Well, actually, it isn’t more complex to handle. I was able to continue with my current path for everything (including full transparent failover for reads and writes).

What I was not able to solve, however, was how to handle a node coming back up. Or, to be rather more exact, I run into a problem there because the only way to solve this cleanly was to use messaging. But, of course, Rhino Service Bus is dependent on Rhino DHT. And creating a circular reference would just make things more complex, even if it was broken with interfaces in the middle.

Therefore, I intend on merging the two projects.

Also, two points if you can tell me why I have used this image for this post.

The design for the new version of Rhino DHT is simple. We continue to support only three operations on the wire, Put, Get and Remove. But we also introduced a new notion. Failover servers. Every node in the DHT has a secondary and tertiary nodes defined to it. Those nodes are also full fledged nodes in the DHT, capable of handling their own stuff.

During normal operation, any successful Put or Remove operation will be sent via async messages to the secondary and tertiary nodes. If a node goes down, the client library is responsible for detecting that and moving to the secondary node, and the tertiary one if that is down as well. Get is pretty simple in this regard, as you can imagine, the node needs to simply serve the request from local storage. Put and Remove operations are more complex, the logic for doing this is the same as always, include all the conflict resolution, etc. But in addition to that, the Put and Remove requests will generate async messages to the primary and tertiary nodes (if using the secondary as fallback, and primary and secondary if using the tertiary as fallback).

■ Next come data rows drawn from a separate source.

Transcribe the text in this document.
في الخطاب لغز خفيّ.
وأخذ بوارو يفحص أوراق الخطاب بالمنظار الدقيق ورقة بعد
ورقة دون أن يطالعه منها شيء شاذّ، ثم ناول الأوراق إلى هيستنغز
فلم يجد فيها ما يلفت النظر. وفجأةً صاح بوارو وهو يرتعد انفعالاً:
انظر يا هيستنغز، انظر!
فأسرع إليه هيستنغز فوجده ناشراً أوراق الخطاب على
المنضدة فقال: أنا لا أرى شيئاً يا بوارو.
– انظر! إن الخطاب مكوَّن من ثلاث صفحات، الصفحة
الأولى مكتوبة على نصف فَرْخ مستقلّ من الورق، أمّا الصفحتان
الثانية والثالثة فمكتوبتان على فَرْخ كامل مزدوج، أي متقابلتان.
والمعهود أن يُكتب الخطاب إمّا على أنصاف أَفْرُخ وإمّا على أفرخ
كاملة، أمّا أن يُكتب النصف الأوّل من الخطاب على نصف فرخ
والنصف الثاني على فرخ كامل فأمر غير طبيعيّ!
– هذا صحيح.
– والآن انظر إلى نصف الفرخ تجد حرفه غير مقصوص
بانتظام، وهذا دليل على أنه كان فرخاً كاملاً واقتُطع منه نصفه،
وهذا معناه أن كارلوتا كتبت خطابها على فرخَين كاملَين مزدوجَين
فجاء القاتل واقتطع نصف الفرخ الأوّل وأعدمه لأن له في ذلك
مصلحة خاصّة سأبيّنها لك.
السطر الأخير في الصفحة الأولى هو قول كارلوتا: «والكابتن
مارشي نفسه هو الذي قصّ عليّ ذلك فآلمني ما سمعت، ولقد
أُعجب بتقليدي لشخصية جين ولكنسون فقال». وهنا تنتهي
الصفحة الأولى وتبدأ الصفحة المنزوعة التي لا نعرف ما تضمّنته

That way, when the primary come back up, it can catch up with work that was done while it was down.

That leaves us with one issue, where do we store the data about the actual nodes. That is, the node listing, which is the secondary / tertiary to which, etc.

There are a few constraints here. One thing that I really don’t want to do is to have to have duplicate configuration. Even worse than that is the case of conflicting configurations. That can really cause issues. We deal with that by defining a meta-primary and a meta-secondary for the DHT as well. Those will keep track of the nodes in the DHT, and that is where we would configure who goes where. Replication of this value between the two meta nodes is automatic, based on the information in the primary, the secondary node is a read only copy, in case the primary goes down.

The only configuration that we need for the DHT then is the URL for the meta-primary/meta-secondary.

Another important assumption that I am making for now is that the DHT is mostly static. That is, we may have nodes coming up and down, but we don’t have to support nodes joining and leaving the DHT dynamically. This may seem like a limitation, but in practice, this isn’t something that happen very often, and it significantly simplifies the implementation. If we need to add more nodes, we can do it on deployment boundary, rather than on the fly.